Muchos son los desafíos que tenemos en este momento de la Argentina, y para encauzarlos necesitamos ineludiblemente convocar a las bases populares a una tarea de participación real. No hay una metodología ni un criterio único, pero de eso se trata, de impulsar y creer en el debate plural y la práctica colectiva, sin mezquindades ni egoísmos. “Está sobreentendido que el protagonismo del pueblo requiere de la autonomía de sus movimientos, demandas y experiencias de auto-organización: que su diversidad, espontaneidad e intermitencia no constituyen un problema sino una riqueza que se valora; y que aisladas no acumulan en términos de un poder alternativo. Pero su unidad debe resultar de un proceso de articulación y no de un postulado apriorístico” Estas palabras, propias de Carlos Auyero, desde su pensamiento comprometido con el campo popular, eran bases de sustento a las primeras experiencias que recorrieron muchos de nuestros dirigentes, en ese intento por construir una fuerza alternativa al bipartidismo hegemónico y societario de los 90.
En la ciudad de Buenos Aires el desafió es aún mayor. Tenemos un jefe de gobierno que esta en las antípodas del proyecto que tenían nuestros dirigentes hace mas de una década cuando Aníbal Ibarra encabezaba la primera experiencia de un gobierno de izquierda popular y democrática en la ciudad capital de la República. Hoy Macri va a contramano del país y ya no oculta sus intenciones de llevar su visión empresarial, privatista y conservadora a toda la Nación. Y no lo podemos permitir. Debemos recuperar políticamente la ciudad de Buenos Aires para encauzarla con este proceso histórico que vive la Argentina, para acompañarlo y profundizarlo.
Reconstruyendo lazos, tenemos que ser amplios en la política de alianzas, constantes en la construcción política y social, impulsando el debate y la práctica colectiva. Pero la tarea primaria es reconocernos parte de un amplio espectro de expresiones políticas de izquierda democrática, que tienen en común la defensa de ejes estructurales de una ciudad integrada, libre, equitativa, solidaria. Porque nadie es por sí solo el pueblo, la justicia, la igualdad o el cambio. Nadie es el todo. Hace falta humildad para reconocernos como parte del diálogo profundo para recuperar el Estado de la ciudad de Buenos Aires. Los monólogos sectarios y soberbios, ahuyentan y entorpecen.

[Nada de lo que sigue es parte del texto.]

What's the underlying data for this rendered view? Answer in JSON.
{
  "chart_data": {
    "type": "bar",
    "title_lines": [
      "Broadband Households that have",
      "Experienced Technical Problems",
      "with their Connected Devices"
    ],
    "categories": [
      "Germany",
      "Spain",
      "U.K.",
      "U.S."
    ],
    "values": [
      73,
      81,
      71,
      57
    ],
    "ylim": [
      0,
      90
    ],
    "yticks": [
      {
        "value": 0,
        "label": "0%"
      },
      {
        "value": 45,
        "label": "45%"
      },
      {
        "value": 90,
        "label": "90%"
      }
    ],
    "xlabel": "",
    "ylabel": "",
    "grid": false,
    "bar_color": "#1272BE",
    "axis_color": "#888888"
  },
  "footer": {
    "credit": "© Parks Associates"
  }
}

No alcanza ninguna actitud testimonial para justificar nuestro paso por esta coyuntura tan negativa para los intereses públicos. Las batallas se ganan con unidad y con inteligencia. Y en la defensa de lo público debemos ceder matices que nos separan y dejar de lado intereses mezquinos. Es hora de convocar y de convocarnos para recuperar la ciudad. No pretendemos trazar un camino único ni definitivo pero hay que comenzar ya.

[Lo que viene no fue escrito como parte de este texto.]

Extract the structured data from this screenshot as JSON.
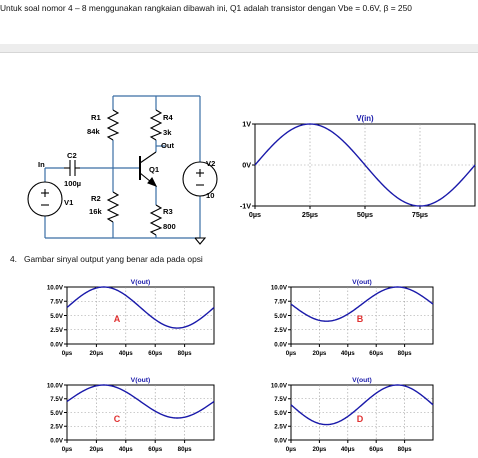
{
  "intro_text": "Untuk soal nomor 4 – 8 menggunakan rangkaian dibawah ini, Q1 adalah transistor dengan Vbe = 0.6V, β = 250",
  "question": {
    "number": "4.",
    "text": "Gambar sinyal output yang benar ada pada opsi"
  },
  "circuit": {
    "labels": {
      "r1": "R1",
      "r1_val": "84k",
      "r4": "R4",
      "r4_val": "3k",
      "out": "Out",
      "c2": "C2",
      "c2_val": "100µ",
      "in": "In",
      "q1": "Q1",
      "r2": "R2",
      "r2_val": "16k",
      "v1": "V1",
      "r3": "R3",
      "r3_val": "800",
      "v2": "V2",
      "v2_val": "10"
    },
    "colors": {
      "wire": "#3a6ea5",
      "component": "#000000"
    }
  },
  "chart_data": [
    {
      "id": "input",
      "type": "line",
      "title": "V(in)",
      "x_ticks": [
        "0µs",
        "25µs",
        "50µs",
        "75µs"
      ],
      "y_ticks": [
        "1V",
        "0V",
        "-1V"
      ],
      "xlim": [
        0,
        100
      ],
      "ylim": [
        -1,
        1
      ],
      "series": [
        {
          "name": "V(in)",
          "amplitude": 1,
          "offset": 0,
          "period_us": 100,
          "phase": "sine",
          "color": "#1a1aaa"
        }
      ]
    },
    {
      "id": "A",
      "type": "line",
      "title": "V(out)",
      "option_label": "A",
      "x_ticks": [
        "0µs",
        "20µs",
        "40µs",
        "60µs",
        "80µs"
      ],
      "y_ticks": [
        "10.0V",
        "7.5V",
        "5.0V",
        "2.5V",
        "0.0V"
      ],
      "xlim": [
        0,
        100
      ],
      "ylim": [
        0,
        10
      ],
      "series": [
        {
          "name": "V(out)",
          "offset": 6.4,
          "amplitude": 3.6,
          "period_us": 100,
          "phase": "sine",
          "color": "#1a1aaa"
        }
      ]
    },
    {
      "id": "B",
      "type": "line",
      "title": "V(out)",
      "option_label": "B",
      "x_ticks": [
        "0µs",
        "20µs",
        "40µs",
        "60µs",
        "80µs"
      ],
      "y_ticks": [
        "10.0V",
        "7.5V",
        "5.0V",
        "2.5V",
        "0.0V"
      ],
      "xlim": [
        0,
        100
      ],
      "ylim": [
        0,
        10
      ],
      "series": [
        {
          "name": "V(out)",
          "offset": 7.0,
          "amplitude": 3.0,
          "period_us": 100,
          "phase": "neg-sine",
          "color": "#1a1aaa"
        }
      ]
    },
    {
      "id": "C",
      "type": "line",
      "title": "V(out)",
      "option_label": "C",
      "x_ticks": [
        "0µs",
        "20µs",
        "40µs",
        "60µs",
        "80µs"
      ],
      "y_ticks": [
        "10.0V",
        "7.5V",
        "5.0V",
        "2.5V",
        "0.0V"
      ],
      "xlim": [
        0,
        100
      ],
      "ylim": [
        0,
        10
      ],
      "series": [
        {
          "name": "V(out)",
          "offset": 7.0,
          "amplitude": 3.0,
          "period_us": 100,
          "phase": "sine",
          "color": "#1a1aaa"
        }
      ]
    },
    {
      "id": "D",
      "type": "line",
      "title": "V(out)",
      "option_label": "D",
      "x_ticks": [
        "0µs",
        "20µs",
        "40µs",
        "60µs",
        "80µs"
      ],
      "y_ticks": [
        "10.0V",
        "7.5V",
        "5.0V",
        "2.5V",
        "0.0V"
      ],
      "xlim": [
        0,
        100
      ],
      "ylim": [
        0,
        10
      ],
      "series": [
        {
          "name": "V(out)",
          "offset": 6.4,
          "amplitude": 3.6,
          "period_us": 100,
          "phase": "neg-sine",
          "color": "#1a1aaa"
        }
      ]
    }
  ],
  "option_label_color": "#e03030"
}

Creemos, en definitiva, que las dificultades que supone esta profundización no deben verse como un llamado al heroísmo, a las acciones sobrehumanas o al voluntarismo; sino que requieren de un paciente trabajo de articulación. “Articular significa recuperar una virtud casi extinguida de la política: vincular sin reducir ni distorsionar los términos de una relación. Este es el nombre de “otra forma de hacer política” que se concibe como tarea de todos y no como actividad cerrada sobre sí misma, a cargo de profesionales” (De documentos previos a la conformación del Frente Grande).